The album kicks off with relaxed and spacey track called “Surfin’” that, for me, recalls some sort of weird, hypnotic clash between Thurston Moore’s Sonic Youth days, and the softer, more melodic side of the Melvins. About two and a half minutes in, the brothers abruptly shift your audible soundscape into fifty-one seconds of seemingly unstructured and over-dubbed, electro-surf rock white noise, which for whatever reason is enjoyable in its utter randomness. The two continue to evoke an ethereal tone thoroughly in keeping with the album title with the third track “Jeune Homme,” a slightly slower (and French) cover of fellow Canadian Mac Demarco’s “Blue Boy”. While the origins of the homage remain unclear, the two succinctly capture the careless mastery that defines Demarco’s song writing while managing to add their own flighty touch to it.
The fourth track, “Floff,” a somber yet beautiful instrumental, delves further into the powerful song writing ability that lies behind the two brothers, and is perhaps only a brief glimpse hidden in the temporally-limited canvas that is the album. “Time is Passing By” continues what they started in the first track, and is carried by both the drawling lyrics one might expect from a bored, philosophically bent escapist and a cow bell.
Taken together, Dreamy Boys is quite a minimalistic album.
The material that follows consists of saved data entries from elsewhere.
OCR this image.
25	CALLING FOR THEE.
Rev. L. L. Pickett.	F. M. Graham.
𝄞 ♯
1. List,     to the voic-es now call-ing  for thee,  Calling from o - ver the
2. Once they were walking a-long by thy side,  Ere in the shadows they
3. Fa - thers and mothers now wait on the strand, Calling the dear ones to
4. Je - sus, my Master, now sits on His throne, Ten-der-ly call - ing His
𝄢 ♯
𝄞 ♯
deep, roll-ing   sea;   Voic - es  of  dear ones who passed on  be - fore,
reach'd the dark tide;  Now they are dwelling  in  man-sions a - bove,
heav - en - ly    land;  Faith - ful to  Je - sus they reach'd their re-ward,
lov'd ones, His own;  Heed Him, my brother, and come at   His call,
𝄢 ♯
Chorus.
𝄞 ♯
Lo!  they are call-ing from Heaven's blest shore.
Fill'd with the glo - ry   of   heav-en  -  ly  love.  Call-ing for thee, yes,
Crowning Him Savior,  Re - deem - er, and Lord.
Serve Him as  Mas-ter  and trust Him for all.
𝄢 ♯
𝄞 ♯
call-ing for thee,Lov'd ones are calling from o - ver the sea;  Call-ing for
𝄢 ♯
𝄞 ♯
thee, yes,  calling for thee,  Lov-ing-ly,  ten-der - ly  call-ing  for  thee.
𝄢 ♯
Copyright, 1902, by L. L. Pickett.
However, as with most punk music, this should not be conflated with a lack of creativity. For me, it is exactly this minimal randomness that makes indie records such as these brilliant in their own right. With the exception of the sound effects and the acoustic guitar (both of which play key roles), Dreamy Boys was recorded evenly between the two brothers, and it leaves you seriously wandering what they could do with a full length record. If this one is any indication, and they were to expand on the array of sounds explored here, Gosselin could follow this up by putting out four or five completely unrecognizable, yet equally great albums that cover everything from post-rock to surf-rock.